“WILD” is the one word that sums up Lebo Mathosa, the 29-year-old South Africa kwaito singer who died in car crash on Monday.
Her driver apparently lost control of the Toyota Prado they were travelling in on the N3 highway on th
e East Rand. The vehicle overturned and hit a tree near the Heidelberg Road off-ramp in Germiston.
Known for her energetic dance moves, dyed blond hair and risque outfits, South Africans will always remember Mathosa’s performances as mesmerising.
“She just loved being on stage,” says DJ Oskido, who discovered Mathosa at 14 when he ran dance competitions at a club in Johannesburg in the early 1990s.
“I will remember Lebo as being super headstrong, but back then she was a young girl who just wanted to dance and have fun,” he told the BBC News website.
“I used to do a lot of DJ sets all over the country and when I played a new song she and her friends would just jump the dance floor and start dancing showing off all the latest dance skills. She’d create anything when it came to dance.”

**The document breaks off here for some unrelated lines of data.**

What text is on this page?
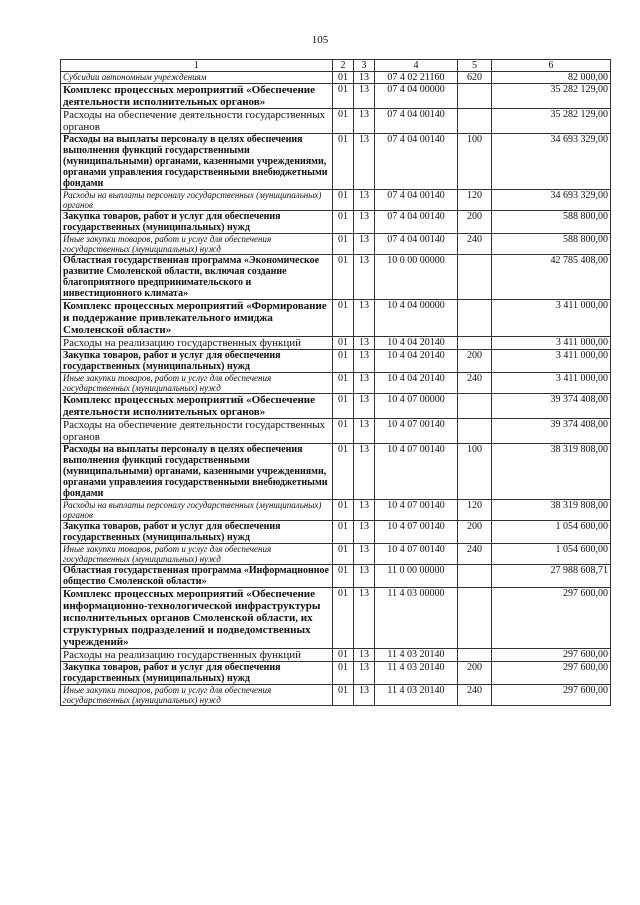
105
1	2	3	4	5	6
Субсидии автономным учреждениям	01	13	07 4 02 21160	620	82 000,00
Комплекс процессных мероприятий «Обеспечение деятельности исполнительных органов»	01	13	07 4 04 00000		35 282 129,00
Расходы на обеспечение деятельности государственных органов	01	13	07 4 04 00140		35 282 129,00
Расходы на выплаты персоналу в целях обеспечения выполнения функций государственными (муниципальными) органами, казенными учреждениями, органами управления государственными внебюджетными фондами	01	13	07 4 04 00140	100	34 693 329,00
Расходы на выплаты персоналу государственных (муниципальных) органов	01	13	07 4 04 00140	120	34 693 329,00
Закупка товаров, работ и услуг для обеспечения государственных (муниципальных) нужд	01	13	07 4 04 00140	200	588 800,00
Иные закупки товаров, работ и услуг для обеспечения государственных (муниципальных) нужд	01	13	07 4 04 00140	240	588 800,00
Областная государственная программа «Экономическое развитие Смоленской области, включая создание благоприятного предпринимательского и инвестиционного климата»	01	13	10 0 00 00000		42 785 408,00
Комплекс процессных мероприятий «Формирование и поддержание привлекательного имиджа Смоленской области»	01	13	10 4 04 00000		3 411 000,00
Расходы на реализацию государственных функций	01	13	10 4 04 20140		3 411 000,00
Закупка товаров, работ и услуг для обеспечения государственных (муниципальных) нужд	01	13	10 4 04 20140	200	3 411 000,00
Иные закупки товаров, работ и услуг для обеспечения государственных (муниципальных) нужд	01	13	10 4 04 20140	240	3 411 000,00
Комплекс процессных мероприятий «Обеспечение деятельности исполнительных органов»	01	13	10 4 07 00000		39 374 408,00
Расходы на обеспечение деятельности государственных органов	01	13	10 4 07 00140		39 374 408,00
Расходы на выплаты персоналу в целях обеспечения выполнения функций государственными (муниципальными) органами, казенными учреждениями, органами управления государственными внебюджетными фондами	01	13	10 4 07 00140	100	38 319 808,00
Расходы на выплаты персоналу государственных (муниципальных) органов	01	13	10 4 07 00140	120	38 319 808,00
Закупка товаров, работ и услуг для обеспечения государственных (муниципальных) нужд	01	13	10 4 07 00140	200	1 054 600,00
Иные закупки товаров, работ и услуг для обеспечения государственных (муниципальных) нужд	01	13	10 4 07 00140	240	1 054 600,00
Областная государственная программа «Информационное общество Смоленской области»	01	13	11 0 00 00000		27 988 608,71
Комплекс процессных мероприятий «Обеспечение информационно-технологической инфраструктуры исполнительных органов Смоленской области, их структурных подразделений и подведомственных учреждений»	01	13	11 4 03 00000		297 600,00
Расходы на реализацию государственных функций	01	13	11 4 03 20140		297 600,00
Закупка товаров, работ и услуг для обеспечения государственных (муниципальных) нужд	01	13	11 4 03 20140	200	297 600,00
Иные закупки товаров, работ и услуг для обеспечения государственных (муниципальных) нужд	01	13	11 4 03 20140	240	297 600,00
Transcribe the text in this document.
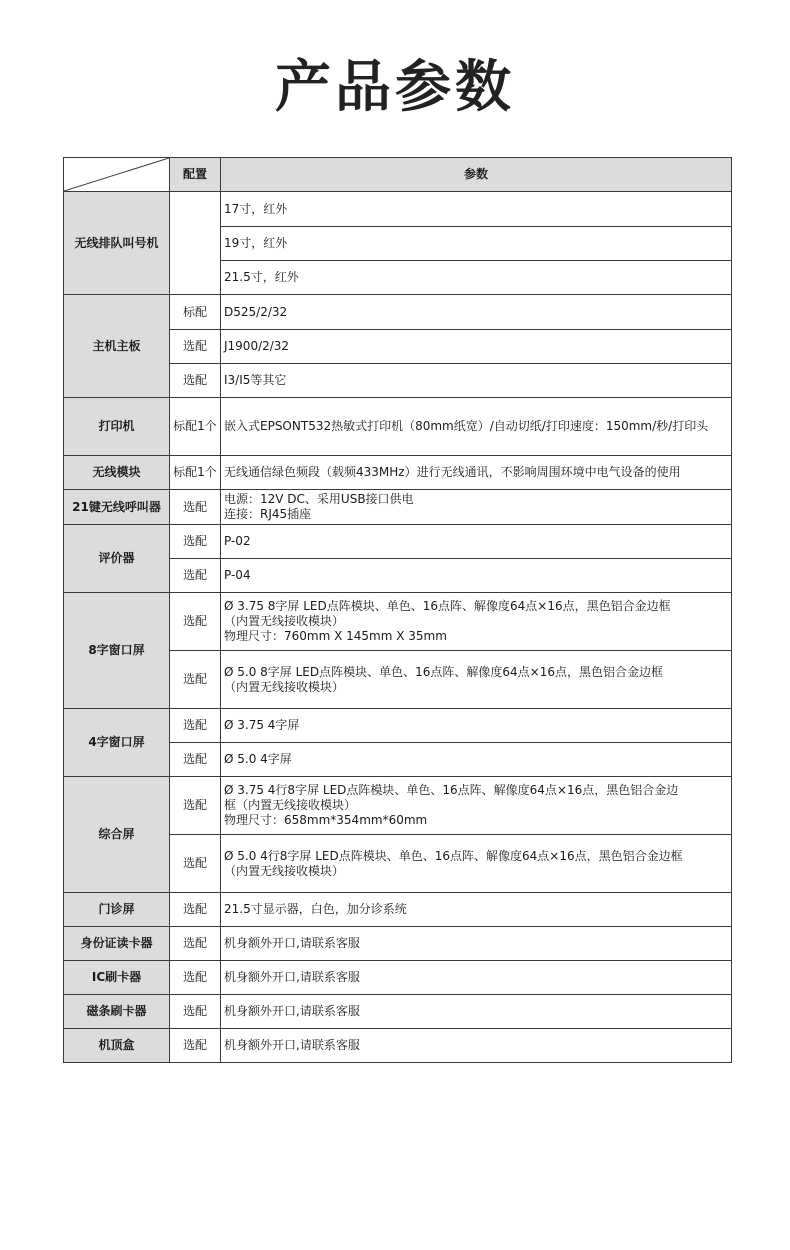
产品参数
	配置	参数
无线排队叫号机		17寸，红外

		19寸，红外

		21.5寸，红外

主机主板	标配	D525/2/32

	选配	J1900/2/32

	选配	I3/I5等其它

打印机	标配1个	嵌入式EPSONT532热敏式打印机（80mm纸宽）/自动切纸/打印速度：150mm/秒/打印头

无线模块	标配1个	无线通信绿色频段（载频433MHz）进行无线通讯，不影响周围环境中电气设备的使用

21键无线呼叫器	选配	电源：12V DC、采用USB接口供电
连接：RJ45插座

评价器	选配	P-02

	选配	P-04

8字窗口屏	选配	Ø 3.75 8字屏 LED点阵模块、单色、16点阵、解像度64点×16点，黑色铝合金边框
（内置无线接收模块）
物理尺寸：760mm X 145mm X 35mm

	选配	Ø 5.0 8字屏 LED点阵模块、单色、16点阵、解像度64点×16点，黑色铝合金边框
（内置无线接收模块）

4字窗口屏	选配	Ø 3.75 4字屏

	选配	Ø 5.0 4字屏

综合屏	选配	Ø 3.75 4行8字屏 LED点阵模块、单色、16点阵、解像度64点×16点，黑色铝合金边
框（内置无线接收模块）
物理尺寸：658mm*354mm*60mm

	选配	Ø 5.0 4行8字屏 LED点阵模块、单色、16点阵、解像度64点×16点，黑色铝合金边框
（内置无线接收模块）

门诊屏	选配	21.5寸显示器，白色，加分诊系统

身份证读卡器	选配	机身额外开口,请联系客服

IC刷卡器	选配	机身额外开口,请联系客服

磁条刷卡器	选配	机身额外开口,请联系客服

机顶盒	选配	机身额外开口,请联系客服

It was DJ Oskido and his friends who launched Mathosa’s glittering career when they set up the record label Kalawa Jazmee.
They released the first recordings of Boom Shaka, with Mathosa as lead vocalist.
The kwaito group became enormously successful in the mid 1990s, but it was not an easy ride.
“We started selling the records from the boot of our cars. We used to go to a taxi rank, open the sound system and they would dance and we’d sell a few tapes here and there,” says DJ Oskido.
“After that it became big on the underground movement and so then the demand for the records started and that’s when the Boom Shaka thing started to grow.”
On stage she may have been kittenish and flirtatious, but off stage most of Mathosa’s colleagues describe her as stubborn.
“She wanted things to be done her way. Even if it was hurtful to you she would stick by her decision,” says DJ Oskido.
But it was a trait that people admired and brought her success when she launched her solo career: the album Dream won her three South African Music Awards for the best dance album, the best dance single and the best female vocalist.
For Lance Stehr of Ghetto Ruff Records, who signed Boom Shaka in the late 1990s and worked on Mathosa’s first solo release, she was “amazing” to be around.
“She was exciting, but like 95% of artists she was a pain,” he old the BBC News website.
It was in church where Mathosa discovered her love for singing in the gospel choir, which she said she wanted to lead when she was just seven years old.
What made Boom Shaka’s name was a fusion of these early influences and house, garage, hip-hop, funk and traditional rhythms.
In her second album, Drama Queen, released after a four-year break in 2004, Mathosa tried out different musical styles to break out of the house and kwaito mould.
“She was a soulful artist and many people compared her to Brenda Fassie,” says DJ Oskido.
Lance Stehr thinks such comparisons to the South Africa pop diva, who died two years ago, are unjust.
“It’s unfair to compare her to Brenda Fassie who had hundreds of hits over a long career — Lebo was just at the beginning.”
But it was a comparison that Mathosa found flattering.
“She (Brenda Fassie) inspired me to do what I do, how I do it,” she told Artmatters website two years ago.
“Growing up in a small town, Brenda was everything to me. It is an honour to be compared to her.”
Like Fassie, she also courted controversy and was openly bisexual, and the weekend before her death Stehr says she was discussing a new project with Brenda’s son, Bongani who is now a music producer.
To the end she showed determination and as DJ Oskido says: “She wanted to be a star, and that was what she was.”
* Meanwhile, President Thabo Mbeki has joined the country’s music lovers and arts community in paying tribute to singer Lebo.
Mbeki said Mathosa’s untimely death constituted a profound loss to the entire nation.
In a statement, he called upon young South Africans to draw inspiration from the positive contribution that Mathosa made to society.
He said Mathosa’s vibrant and positive spirit illustrated by her work was an example of how young people could and should use their diverse skills and abilities to contribute to the development of South Africa. — BBC News/All Africa.